В то время как усердие преподобного Томаса Джонса, наставника Байрона, и некоторых других усиливало моральные устои и качество образования в Тринити, в колледже по-прежнему царила атмосфера презрения к учению, обычная для XVIII века, которую Байрон тут же ощутил, как и его сверстники-аристократы и студенты более скромного происхождения. Традиция и нежесткие правила легко позволяли отпрыскам благородных родов избегать посещения лекций и экзаменов. Большую часть времени они являлись зачинщиками скандалов и вели разнузданный образ жизни, обычный для молодых аристократов. Однако в этой среде не было и признака снобизма и классовых различий. В 1787–1791 годах Вордсворт считал Кембридж самым демократичным из всех английских университетов. «Богатство и титулы ценились меньше таланта и усердия».
Байрон гордился дружбой с аристократами в Хэрроу, однако ни один из его близких друзей в Кембридже не обладал титулом. Хотя вначале он вращался среди пресыщенных молодых бездельников, представленных в основном порочными сыновьями знатных людей, с ними он не чувствовал себя уютно. В письме к Хэнсону он ясно дает понять это: «…учеба стоит у них на последнем месте: глава братства Уильям Лорт Мансел ест, пьет и спит, остальные пьют, спорят и каламбурят. Чем занимаются старшие студенты, вы можете представить и сами. Я пишу это письмо, а из головы еще не выветрился хмель; хотя я ненавижу разгульный образ жизни этой компании, но не могу его избежать. И все-таки я самый разумный человек во всем колледже, не часто попадаю в истории и выпутываюсь из них без особых последствий».
Привязанность Байрона к Эдварду Ноэлю Лонгу, который в то же самое время поступил в Тринити, зиждилась на более широких интересах, чем те, что связывали его беспутных сокурсников. Они оба любили плавать, ездить верхом и читать. Часто они ныряли за брошенными друг для друга шиллингами в глубокую реку Кем. Вечера они проводили слушая музыку, так как Лонг играл на флейте и виолончели. Отправляясь с Лонгом к плотине у Гранчестера, которую и по сей день называют плотиной Байрона, будущий поэт мог развеяться после ночных гулянок со своими жизнерадостными товарищами. Однако даже с ними он находил время читать. Именно в комнате Уильяма Бэнкса, «короля шуток», он впервые прочел Вальтера Скотта.

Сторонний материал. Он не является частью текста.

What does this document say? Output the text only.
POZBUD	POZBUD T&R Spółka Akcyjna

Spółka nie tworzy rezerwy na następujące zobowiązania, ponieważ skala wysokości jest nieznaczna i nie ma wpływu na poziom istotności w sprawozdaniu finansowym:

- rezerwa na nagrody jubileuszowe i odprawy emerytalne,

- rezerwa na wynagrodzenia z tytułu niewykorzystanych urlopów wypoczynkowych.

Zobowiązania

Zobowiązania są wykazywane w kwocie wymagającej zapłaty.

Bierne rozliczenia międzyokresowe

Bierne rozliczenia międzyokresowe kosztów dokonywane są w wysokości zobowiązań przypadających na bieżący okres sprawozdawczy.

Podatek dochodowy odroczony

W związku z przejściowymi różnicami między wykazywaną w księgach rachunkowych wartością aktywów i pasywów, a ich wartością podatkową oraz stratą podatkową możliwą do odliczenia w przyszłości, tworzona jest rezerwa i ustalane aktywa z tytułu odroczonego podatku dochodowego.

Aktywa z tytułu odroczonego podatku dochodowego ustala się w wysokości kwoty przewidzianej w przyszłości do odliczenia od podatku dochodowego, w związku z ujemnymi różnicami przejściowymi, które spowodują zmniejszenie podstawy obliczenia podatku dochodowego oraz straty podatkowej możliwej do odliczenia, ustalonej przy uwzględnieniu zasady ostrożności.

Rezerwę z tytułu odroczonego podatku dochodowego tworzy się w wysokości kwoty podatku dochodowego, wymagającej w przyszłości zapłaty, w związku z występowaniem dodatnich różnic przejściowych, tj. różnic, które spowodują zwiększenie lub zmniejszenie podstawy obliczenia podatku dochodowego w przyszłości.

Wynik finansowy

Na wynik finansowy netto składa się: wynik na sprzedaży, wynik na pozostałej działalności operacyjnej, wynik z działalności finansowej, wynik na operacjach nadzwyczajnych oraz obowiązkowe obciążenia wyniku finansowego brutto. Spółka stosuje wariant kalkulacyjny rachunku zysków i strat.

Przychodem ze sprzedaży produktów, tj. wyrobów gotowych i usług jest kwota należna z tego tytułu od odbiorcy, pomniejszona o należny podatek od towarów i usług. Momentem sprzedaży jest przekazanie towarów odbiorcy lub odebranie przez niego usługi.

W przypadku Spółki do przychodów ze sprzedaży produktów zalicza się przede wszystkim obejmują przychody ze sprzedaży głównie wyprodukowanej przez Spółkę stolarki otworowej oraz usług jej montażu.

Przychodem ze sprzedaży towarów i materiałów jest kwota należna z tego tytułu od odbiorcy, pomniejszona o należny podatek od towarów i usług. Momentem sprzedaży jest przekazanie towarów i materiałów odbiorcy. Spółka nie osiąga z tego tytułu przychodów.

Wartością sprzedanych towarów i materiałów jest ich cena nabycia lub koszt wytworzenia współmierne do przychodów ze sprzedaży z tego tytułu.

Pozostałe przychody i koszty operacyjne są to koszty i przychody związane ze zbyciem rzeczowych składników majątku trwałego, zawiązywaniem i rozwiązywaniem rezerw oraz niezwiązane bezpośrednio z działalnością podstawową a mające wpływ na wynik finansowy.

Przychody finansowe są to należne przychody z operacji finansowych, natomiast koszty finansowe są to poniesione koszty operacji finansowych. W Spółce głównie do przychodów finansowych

«Я с неимоверной быстротой приобщался к различным порокам, – позже писал Байрон, – но они не доставляли мне радости, поскольку мои страсти, хотя и очень бурные, были направлены в одно русло и не растрачивались попусту. Я мог бы пойти на все ради того, что люблю, но, хотя я вспыльчив от природы, все равно не мог без отвращения принимать участие в распутствах».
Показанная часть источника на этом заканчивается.